[Here is a link to the beginning of the text to which I refer.]
Sometimes I don’t think I can be like Jesus. I’m too old, too tired, too grouchy. I know he’s our aspirational model of sanctification (as well as our justification), but sometimes, when I haven’t slept well because a kid woke me up in the night with a bad dream, or when I just can’t see the path from the groceries to the end of the month, that peaceful, only angry at the right time Jesus seems too far out of reach. I need him, for his restraining power, for the gift of rightness with God when I am so very full of sin, but being like him? Maybe tomorrow.
In times like these, I’m thankful for Mary. She’s troubled when she sees the angel. I know the most recent imaginings of her are as a teenager, but I’ve always seen her as a little bit older, finally getting married and getting her life together in the eyes of her culture, and then this angel shows up to wreck all her plans. If you wouldn’t be troubled when a celestial being calls you favored and tells you the Lord is with you, I’m kinda hesitant to be your friend. I’m the married mother of four children, so…I’m no Mary, but if an angel showed up to me right now to tell me God has big plans for my life, I would definitely tell him to try next door (or further down, since the houses on either side of us are vacant): “I can’t even keep my kitchen clean — you probably want someone else.” Mary’s being greatly troubled gives me so much assurance, that I’m not the only one out here not quite ready for what God is asking me to do. Later, she accepts it, but it’s this first moment that gives my uncertain heart space to find itself.
And of course, the rest of the story is the story that I need. The angel tells Mary she’s going to get a super big unsolicited miracle, but that her cousin Elizabeth has already gotten a miracle — a wanted and longed for and long relinquished miracle. A miracle that is essentially safe at six months of pregnancy. So Mary goes down and visits with her cousin, and that miracle jumps at her miracle, and they all praise the Lord together, marveling at how God works in upside down ways to do his will. Mary recites her Magnificat, I imagine the words percolating through her with every step towards the hill country, until she gets to her cousin and it all comes out.

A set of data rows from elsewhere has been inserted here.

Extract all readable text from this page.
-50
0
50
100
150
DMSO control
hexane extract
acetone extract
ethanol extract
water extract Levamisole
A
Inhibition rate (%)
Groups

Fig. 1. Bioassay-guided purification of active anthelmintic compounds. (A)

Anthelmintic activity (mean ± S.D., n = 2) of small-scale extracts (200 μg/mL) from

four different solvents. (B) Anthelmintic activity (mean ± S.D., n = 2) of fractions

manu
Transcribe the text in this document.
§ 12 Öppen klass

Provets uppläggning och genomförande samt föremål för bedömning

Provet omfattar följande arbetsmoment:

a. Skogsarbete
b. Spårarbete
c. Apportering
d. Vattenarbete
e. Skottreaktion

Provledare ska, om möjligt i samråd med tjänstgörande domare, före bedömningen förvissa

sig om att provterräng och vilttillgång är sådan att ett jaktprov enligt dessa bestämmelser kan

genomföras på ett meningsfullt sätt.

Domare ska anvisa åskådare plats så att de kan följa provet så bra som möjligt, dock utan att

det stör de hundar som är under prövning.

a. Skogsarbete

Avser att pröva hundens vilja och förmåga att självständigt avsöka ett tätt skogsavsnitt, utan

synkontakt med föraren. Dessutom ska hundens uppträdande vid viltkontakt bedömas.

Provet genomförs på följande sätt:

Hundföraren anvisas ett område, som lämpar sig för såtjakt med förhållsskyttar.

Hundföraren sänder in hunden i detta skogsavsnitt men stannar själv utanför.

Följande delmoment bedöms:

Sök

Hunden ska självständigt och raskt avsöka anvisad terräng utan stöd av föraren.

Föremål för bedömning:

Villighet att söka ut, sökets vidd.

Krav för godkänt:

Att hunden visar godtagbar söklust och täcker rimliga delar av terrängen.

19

I imagine those three months of the visit, of Elizabeth helping Mary through the uncertainty of the first trimester, Mary helping Elizabeth as she gets bulky and tired and can’t sleep because of the heartburn (no, only me?), Elizabeth talking Mary through what it’s like to have an unlikely, unexpected pregnancy, if those teensy feelings she’s having are just gas or just maybe the first kicks of baby God. I love the idea of the two women living together (old Zechariah a silent and slightly shamefaced helper), learning together about the way you live with miracles, what it means to be favored, for God to be with you, or in Mary’s case, literally inside you. And then, it seems, Mary goes home before John is born, to wait for her own Miracle to be born, and probably have some awkward conversations with her betrothed.
And I know, ready or not, God is with me. Emmanuel. The favor that his only son Jesus has, the favor Mary has and carried, is the same favor that I have. And his Holy Spirit lives in me, not in my womb, with a short stay, but in my heart, for my lifetime, to empower me to do all the big scary plans he has called me to do, to love and serve my family and my neighborhood, to bring the spirit of the Magnificat here on earth.